Maggie buru-buru keluar rumah Bryan karena mendapatkan kabar dari Caroline. Ketika melihat gadis itu, Maggie langsung memeluknya dengan erat, takut kalau dia hilang lagi. Caroline mengusap punggungnya berulang kali, setelah puas, dia melepas pelukan itu.
“Apa yang direncanakan si m***m itu?” Caroline merangkul Maggie untuk mengajaknya masuk ke dalam mobil. “Pasti dia sudah menyadari kalau aku kembali.”
Maggie mengangguk, “Jangan menyembunyikan apapun dariku. Kau selalu saja gegabah dalam bertindak, Caro.”
“Aku tak bisa tinggal dima! Aku saja terlalu bodoh, tak mengira semuanya adalah jebakan.” Caroline masuk mobil milik Maggie. “Malam ini aku harus mengambil batu itu.”
“Ruangan rahasia itu dijaga ketat. Kau tak bisa bergerak sendirian.” Maggie menunjukkan denah dari ruang bawah tanah milik Bryan. “Banyak jebakan yang terpasang, jika kau salah langkah maka semuanya akan sia-sia.”

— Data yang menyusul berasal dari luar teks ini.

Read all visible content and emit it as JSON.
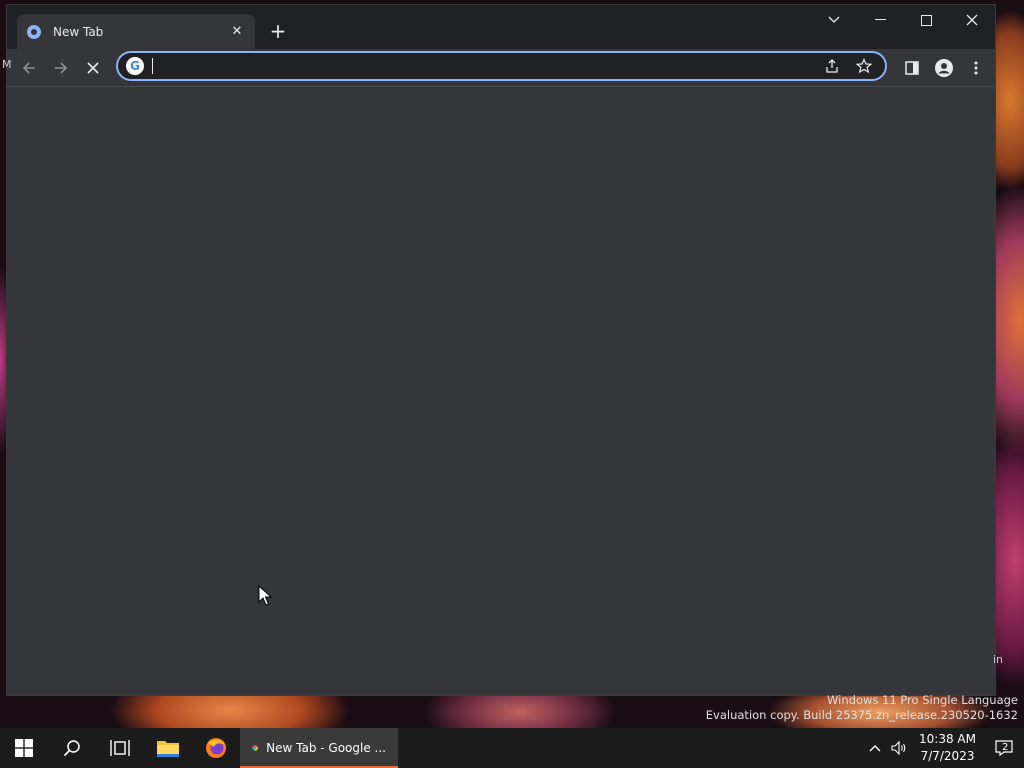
{
  "browser": {
    "tab": {
      "title": "New Tab"
    },
    "omnibox": {
      "value": "",
      "placeholder": ""
    }
  },
  "edge_text": {
    "left": "M",
    "right": "in"
  },
  "watermark": {
    "line1": "Windows 11 Pro Single Language",
    "line2": "Evaluation copy. Build 25375.zn_release.230520-1632"
  },
  "taskbar": {
    "chrome_task_label": "New Tab - Google ...",
    "clock_time": "10:38 AM",
    "clock_date": "7/7/2023",
    "notification_count": "2"
  }
}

“Aku tahu. Ada informasi apa lagi yang kau dapat.” Caroline melihat dengan seksama denah yang ditunjukkan oleh Maggie.
“Vano bilang kalau Bryan sedang mempersiapkan diri untuk pergi ke dunia pararel yang kau maksud.” Maggie cukup menggali informasi saat ia dan Vano bertemu di lorong laboratorium.
“Aku akan pergi ke ruang rahasia milik Bryan malam ini. Jika bisa, buat kacau sistem keamanan agar mudah untukku masuk. Dan kunci Bryan ditempat lain.” Caroline harus mendapatkan batu itu agar dirinya bisa bertemu dengan Jason.
“Aku sudah meminta orang handal untuk menyelesaikan semuanya. Kau tak perlu khawatir tentang hal itu.” Maggie menyentuh tangan Caroline. “Jika kau berhasil ke sana, kau harus pulang dengan selamat.”
Caroline tersenyum dengan sikap hangat Maggie yang jelas menyayanginya. Gadis itu bukan hanya menjadi sahabat, tapi juga menjadi saudara baginya.
“Kita tunggu mereka selesai.” Maggie menghubungi seseorang untuk segera meruntuhkan pertahan yang dibuat oleh Bryan. Cukup lama menunggu hasil yang baik, karena Bryan tidak sembarangan memasang sistem keamanan untuk melindungi wilayah pribadinya.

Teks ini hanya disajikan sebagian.